Initializing and serving a model with vLLM in tensor-to-tensor mode#
This section shows an example of how to bootstrap a TerraTorch model on vLLM and perform a tensor-to-tensor inference. This section assumes that you have prepared your model for serving with vLLM.
The examples in the rest of this document will use the Prithvi-EO-2.0-300M-TL model finetuned to segment the extent of floods on Sentinel-2 images from the Sen1Floods11 dataset, the commands can be adapted to work with any other supported models.
Starting the vLLM serving instance#
The information required to start the serving instance is the model identifier on HuggingFace. In this example:
- Model identifier:
ibm-nasa-geospatial/Prithvi-EO-2.0-300M-TL-Sen1Floods11
To start the serving instance, run the below command:
vllm serve \
--model='ibm-nasa-geospatial/Prithvi-EO-2.0-300M-TL-Sen1Floods11' \
--trust-remote-code \
--dtype float16 \
--skip-tokenizer-init \
--enforce-eager \
--enable-mm-embeds
The snippet below shows the logs of a successfully initialized vLLM serving instance
(APIServer pid=532339) INFO 10-01 09:01:06 [launcher.py:44] Route: /scale_elastic_ep, Methods: POST
(APIServer pid=532339) INFO 10-01 09:01:06 [launcher.py:44] Route: /is_scaling_elastic_ep, Methods: POST
(APIServer pid=532339) INFO 10-01 09:01:06 [launcher.py:44] Route: /invocations, Methods: POST
(APIServer pid=532339) INFO 10-01 09:01:06 [launcher.py:44] Route: /metrics, Methods: GET
(APIServer pid=532339) INFO: Started server process [532339]
(APIServer pid=532339) INFO: Waiting for application startup.
(APIServer pid=532339) INFO: Application startup complete.

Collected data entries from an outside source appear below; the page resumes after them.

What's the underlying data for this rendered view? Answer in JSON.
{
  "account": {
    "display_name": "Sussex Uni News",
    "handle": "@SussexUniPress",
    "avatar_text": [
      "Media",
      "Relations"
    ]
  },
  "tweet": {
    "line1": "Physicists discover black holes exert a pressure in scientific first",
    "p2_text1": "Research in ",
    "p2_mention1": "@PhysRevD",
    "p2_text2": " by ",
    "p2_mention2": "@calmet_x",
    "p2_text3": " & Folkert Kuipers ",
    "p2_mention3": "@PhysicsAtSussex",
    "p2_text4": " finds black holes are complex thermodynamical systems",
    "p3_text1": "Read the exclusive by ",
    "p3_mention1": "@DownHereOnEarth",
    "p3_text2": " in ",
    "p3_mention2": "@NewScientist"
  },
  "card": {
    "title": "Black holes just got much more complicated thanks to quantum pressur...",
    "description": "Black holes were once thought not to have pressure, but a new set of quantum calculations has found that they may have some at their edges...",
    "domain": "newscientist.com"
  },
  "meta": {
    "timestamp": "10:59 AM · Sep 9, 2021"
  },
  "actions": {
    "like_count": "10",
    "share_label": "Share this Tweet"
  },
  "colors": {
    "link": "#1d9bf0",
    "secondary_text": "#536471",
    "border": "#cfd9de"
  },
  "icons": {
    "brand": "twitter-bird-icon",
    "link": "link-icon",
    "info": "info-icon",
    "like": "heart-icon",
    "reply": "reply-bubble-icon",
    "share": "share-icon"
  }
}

Send An Inference Request To The Model#
TerraTorch models can be served in vLLM via the /pooling endpoint with the
below payload
import base64
import requests
import torch
import io
import numpy as np
torch.set_default_dtype(torch.float16)
def post_http_request(prompt: dict, api_url: str) -> requests.Response:
headers = {"User-Agent": "Test Client", "Content-Type": "application/json"}
response = requests.post(api_url, headers=headers, json=prompt)
return response
def decompress(output):
np_result = np.frombuffer(
base64.b64decode(output), dtype=np.float32)
return np_result.reshape(1, 2, 512, 512)
def main():
api_url = f"http://localhost:8000/pooling"
model_name = 'ibm-nasa-geospatial/Prithvi-EO-2.0-300M-TL-Sen1Floods11'
pixel_values = torch.full((6, 512, 512), 1.0, dtype=torch.float16)
location_coords = torch.full((1, 2), 1.0, dtype=torch.float16)
buffer_tiff = io.BytesIO()
torch.save(pixel_values, buffer_tiff)
buffer_tiff.seek(0)
binary_data = buffer_tiff.read()
base64_tensor_embedding = base64.b64encode(binary_data).decode('utf-8')
buffer_coord = io.BytesIO()
torch.save(location_coords, buffer_coord)
buffer_coord.seek(0)
binary_data = buffer_coord.read()
base64_coord_embedding = base64.b64encode(binary_data).decode('utf-8')
prompt = {
"model": model_name,
"additional_data": {
"prompt_token_ids": [1]
},
"encoding_format": "base64",
"messages": [
{
"role": "user",
"content": [
{"type": "image_embeds",
"image_embeds": {
"pixel_values": base64_tensor_embedding,
"location_coords": base64_coord_embedding,
},
}
],
}]
}
pooling_response = post_http_request(prompt=prompt, api_url=api_url)
numpy_data = decompress(pooling_response.json()["data"][0]["data"])
print(f"Returned result: {numpy_data}")
if __name__ == "__main__":
main()
In this example, the user sends a request payload that is already composed of pytorch tensors that in this case contain dummy data. In a real scenario, the user would have to pre-process the input images into tensors before submitting them to the model for inference. In tensor-to-tensor mode, the model processes the request and returns a response payload in the format of a numpy array.